Written by daughter of ex-residents of the Oulton Estate, Eviction: A Social History of Rent charts the Save Our Homes LS26 campaign’s fight to preserve their rented homes and tenant community across 2017-2021.

Eviction weaves together personal story, national history, and a rallying call. It celebrates the women leading the Save Our Homes LS26 fight, situates their campaign within the longer history of housing insecurity and tenant activism, and looks at what must change for a tenant-centred future in housing.

Eviction: A Social History of Rent is out now.
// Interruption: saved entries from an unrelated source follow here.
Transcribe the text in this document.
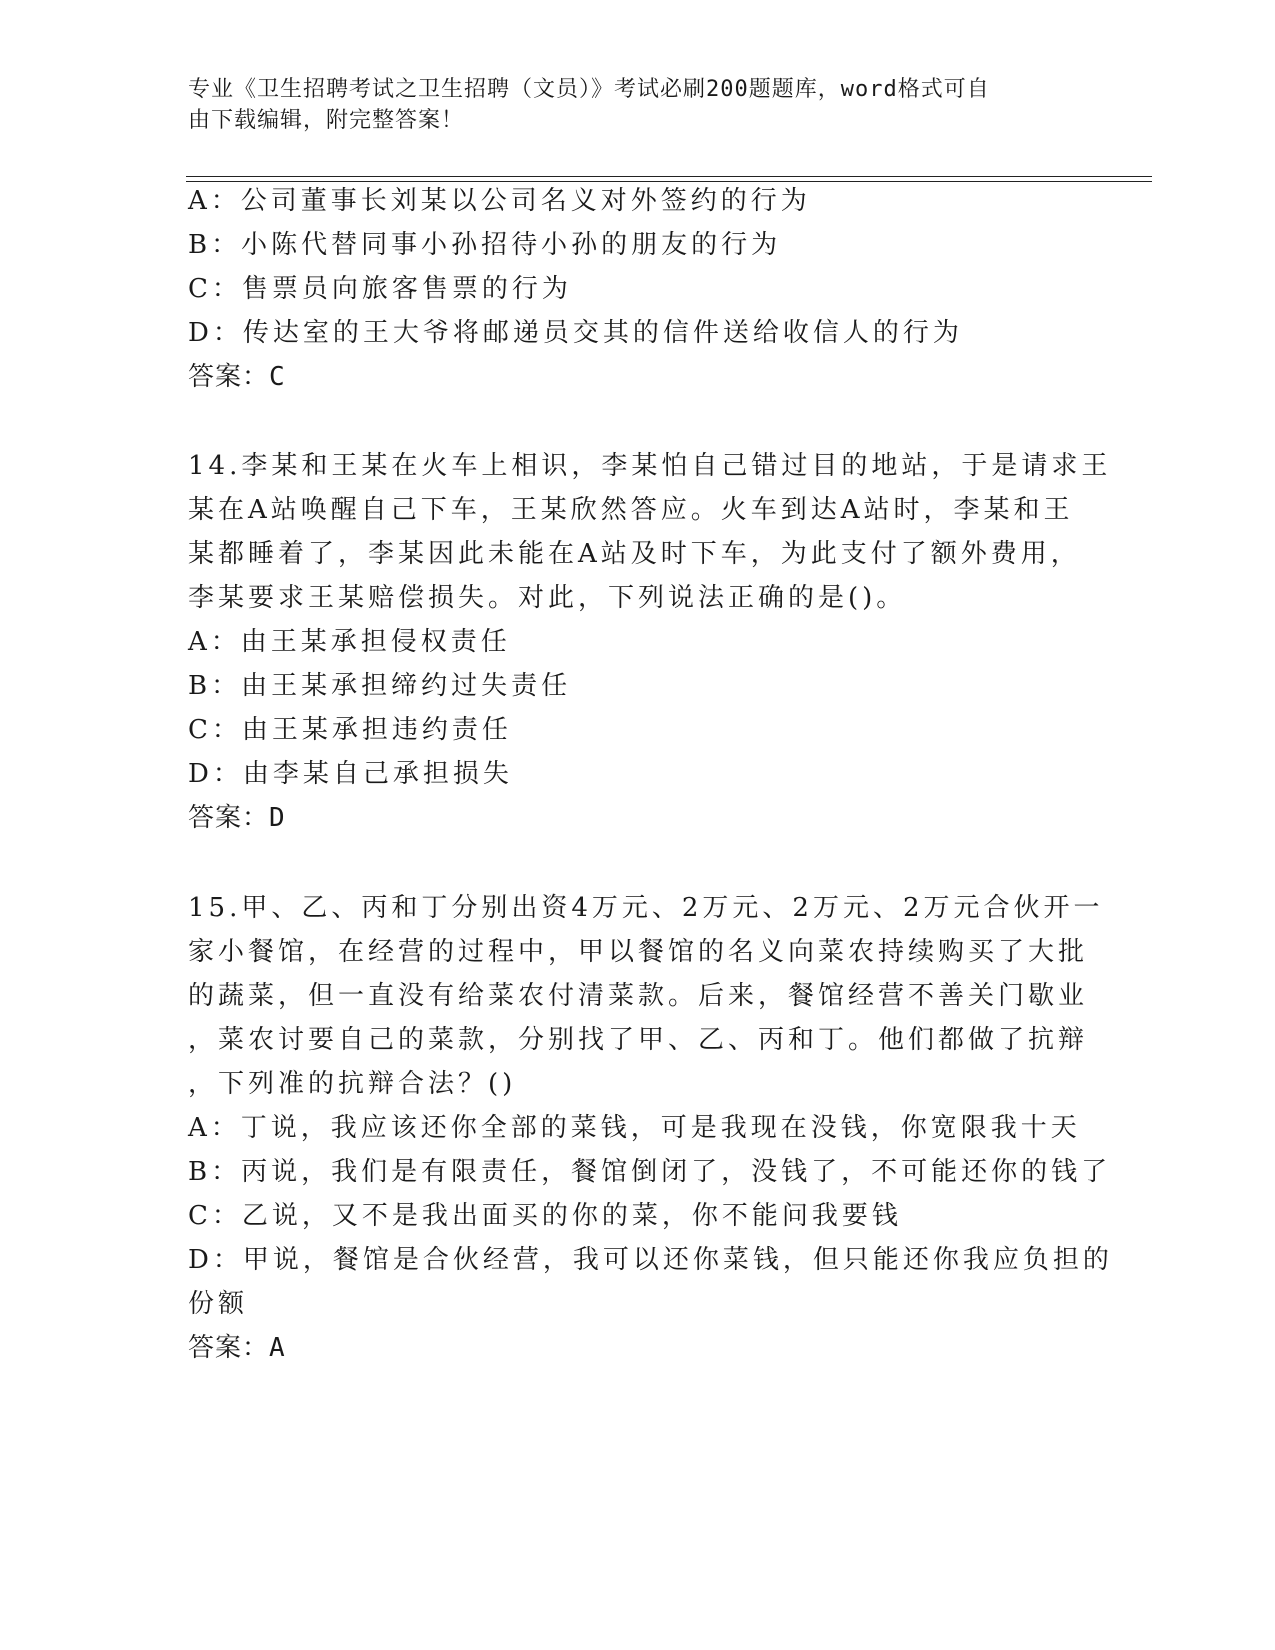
专业《卫生招聘考试之卫生招聘（文员）》考试必刷200题题库，word格式可自
由下载编辑，附完整答案！
A：公司董事长刘某以公司名义对外签约的行为
B：小陈代替同事小孙招待小孙的朋友的行为
C：售票员向旅客售票的行为
D：传达室的王大爷将邮递员交其的信件送给收信人的行为
答案：C
14.李某和王某在火车上相识，李某怕自己错过目的地站，于是请求王
某在A站唤醒自己下车，王某欣然答应。火车到达A站时，李某和王
某都睡着了，李某因此未能在A站及时下车，为此支付了额外费用，
李某要求王某赔偿损失。对此，下列说法正确的是()。
A：由王某承担侵权责任
B：由王某承担缔约过失责任
C：由王某承担违约责任
D：由李某自己承担损失
答案：D
15.甲、乙、丙和丁分别出资4万元、2万元、2万元、2万元合伙开一
家小餐馆，在经营的过程中，甲以餐馆的名义向菜农持续购买了大批
的蔬菜，但一直没有给菜农付清菜款。后来，餐馆经营不善关门歇业
，菜农讨要自己的菜款，分别找了甲、乙、丙和丁。他们都做了抗辩
，下列准的抗辩合法？()
A：丁说，我应该还你全部的菜钱，可是我现在没钱，你宽限我十天
B：丙说，我们是有限责任，餐馆倒闭了，没钱了，不可能还你的钱了
C：乙说，又不是我出面买的你的菜，你不能问我要钱
D：甲说，餐馆是合伙经营，我可以还你菜钱，但只能还你我应负担的
份额
答案：A
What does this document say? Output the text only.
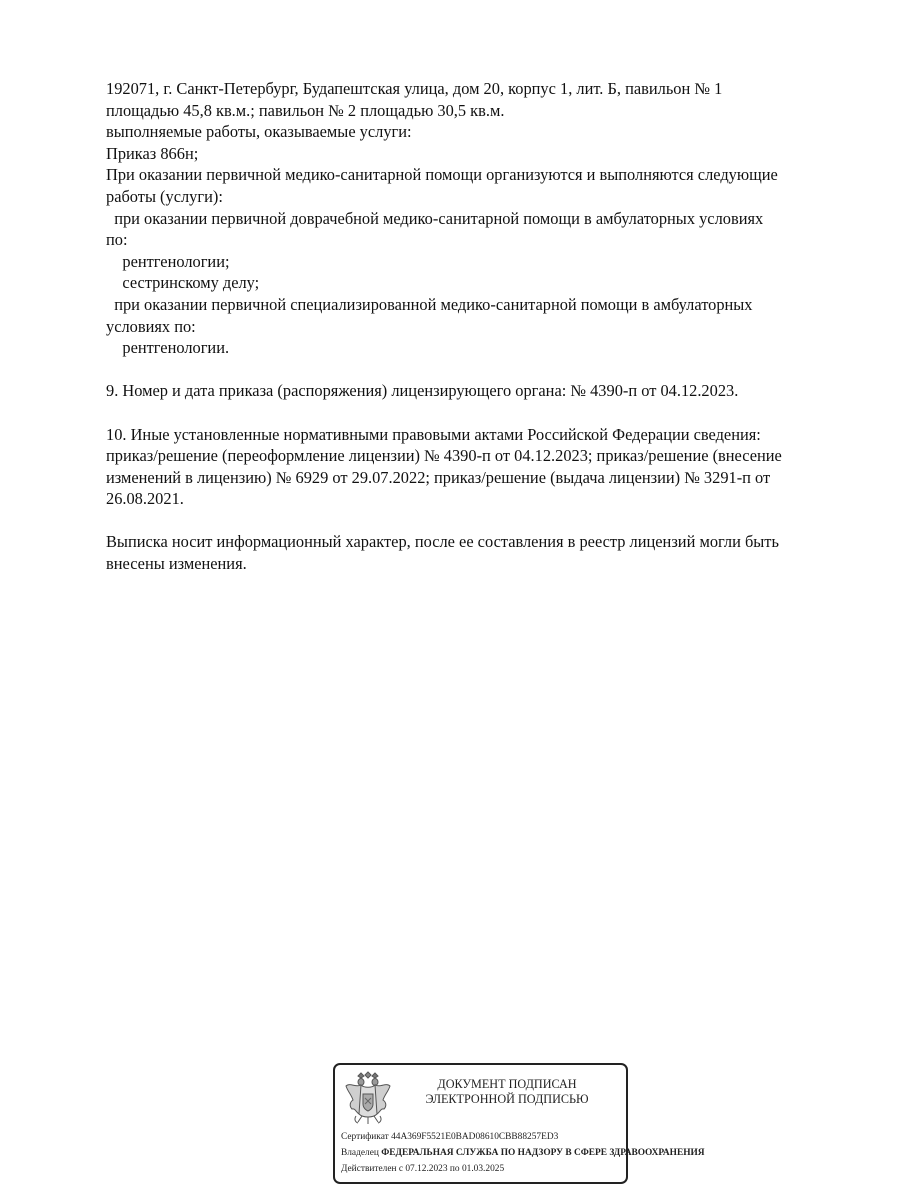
192071, г. Санкт-Петербург, Будапештская улица, дом 20, корпус 1, лит. Б, павильон № 1
площадью 45,8 кв.м.; павильон № 2 площадью 30,5 кв.м.
выполняемые работы, оказываемые услуги:
Приказ 866н;
При оказании первичной медико-санитарной помощи организуются и выполняются следующие
работы (услуги):
при оказании первичной доврачебной медико-санитарной помощи в амбулаторных условиях
по:
рентгенологии;
сестринскому делу;
при оказании первичной специализированной медико-санитарной помощи в амбулаторных
условиях по:
рентгенологии.
9. Номер и дата приказа (распоряжения) лицензирующего органа: № 4390-п от 04.12.2023.
10. Иные установленные нормативными правовыми актами Российской Федерации сведения:
приказ/решение (переоформление лицензии) № 4390-п от 04.12.2023; приказ/решение (внесение
изменений в лицензию) № 6929 от 29.07.2022; приказ/решение (выдача лицензии) № 3291-п от
26.08.2021.
Выписка носит информационный характер, после ее составления в реестр лицензий могли быть
внесены изменения.
ДОКУМЕНТ ПОДПИСАН
ЭЛЕКТРОННОЙ ПОДПИСЬЮ
Сертификат 44A369F5521E0BAD08610CBB88257ED3
Владелец ФЕДЕРАЛЬНАЯ СЛУЖБА ПО НАДЗОРУ В СФЕРЕ ЗДРАВООХРАНЕНИЯ
Действителен с 07.12.2023 по 01.03.2025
~ Anne Power, author of Cities For a Small Continent

~ John Boughton, author of Municipal Dreams

Moving and enlightening. A compelling social history of rental housing in Britain, and a personal story of her family and community’s fight against generations of cynical landlords. It’s a lost history of decades of housing insecurity, made more powerful because it’s told largely through the working class women who fought to make these communities work, and to save them from destruction. Eviction is a book to open your eyes, to make you angry, and to inspire change.

~ John Grindrod, author of Concretopia and Outskirts

Heart-breaking and heart-warming in equal measure, Field’s devastating exposé of what happened to the tenants of former Coal Board housing bursts the myth of the post-war housing golden age. Combining painstaking archival research with working-class lived experience of housing insecurity and landlord exploitation, Eviction is a warning about a future of corporate Rachmanism should private equity investors get hold of social housing. Superbly written in a deeply personal way that manages to connect up one estate with so many different issues facing tenants today.

~ Dr Stuart Hodkinson, author of Safe as Houses

A compelling account of the precarious housing histories of the English working class, weaving together powerful stories of people and place. The eviction of tenants from so-called ‘Cardboard City’ and their efforts to resist remind us that the personal is indeed political. Drawing on firsthand on her own life, family, and activism, Fields presents a fresh perspective on temporary housing within the politics of public investment. Eviction indicates a path forward—emphasising the urgent need for secure, long-term public housing as a means to address the persistent legacies of classed, gendered, and intergenerational inequalities. A must-read.

~ Professor Sarah Marie Hall, author of Everyday Life in Austerity: Family, Friends and Intimate Relations

An excellent and often-hidden perspective on the history of social rent in the UK. Now is the time for politicians to heed the stories of history, learn from this book and create a better housing system that puts tenant well-being at its heart

~ Christa Maciver, Director of Campaigns and Social Change, Justlife


Jessica Field is the daughter of ex-residents Hazell and Mark Field, 8 Wordsworth Drive – and the editor of this website (hello!). Thanks so much for reading this far. My writing began here on saveourhomesLS26.org. Here’s an overview of the book’s key themes:

A personal journey

As you’ll now be familiar with from Our Story: in 2017, my parents, brother and over one hundred neighbours faced imminent eviction from their affordable privately rented community. The community’s landlord – investment company Pemberstone – sought to demolish the post-war estate to build new executive-style houses for the home-ownership market. 

Yet, Mum and Dad’s tenant community, the last remnant of a 1950s National Coal Board estate, refused to budge. Two streets – Wordsworth Drive and Sugar Hill Close – soon became the site of a grassroots resistance campaign spearheaded by local women fighting to prevent displacement. I joined them in the fight!

From promise to precarity

We focused on preserving our community in the present, but we also celebrated the working class heritage of the estate dating back to its formation in 1953. My campaign research revealed that our post-war estate, supposedly built with council housing principles, soon fell victim to:

  • Developers’ deliberate planned obsolescence
  • The coal industry’s decline and disregard for their housing stock
  • Aggressive privatisation that predated Thatcher’s Right to Buy council housing sell-off

The result was that countless low-income tenants were left vulnerable to property speculators, neglected housing conditions, and unaffordable rent increases.

Women at the forefront

My narrative places special focus on the crucial role of women in tenant resistance movements, examining their unique tactics and leadership approaches that offer valuable lessons for today’s housing advocates. I share examples from the Glasgow Rent Strikes in 1915, the Abercromby tenant protests in 1969, and the more recent Focus E15 and New Era tenant activists from the 2010s – and many more in between.

As well as examining the challenges these movements faced, I celebrate the victories that women leaders (including my mum Hazell Field, and neighbours Cindy Readman, and Mavis Abbey and many others from #SaveOurHomesLS26) have achieved against the odds.

A cautionary tale

More than just history, I want EVICTION to serve as a warning about the persistent vulnerability of housing security for low-income communities — and to offer insights for anyone concerned about affordable housing and social justice.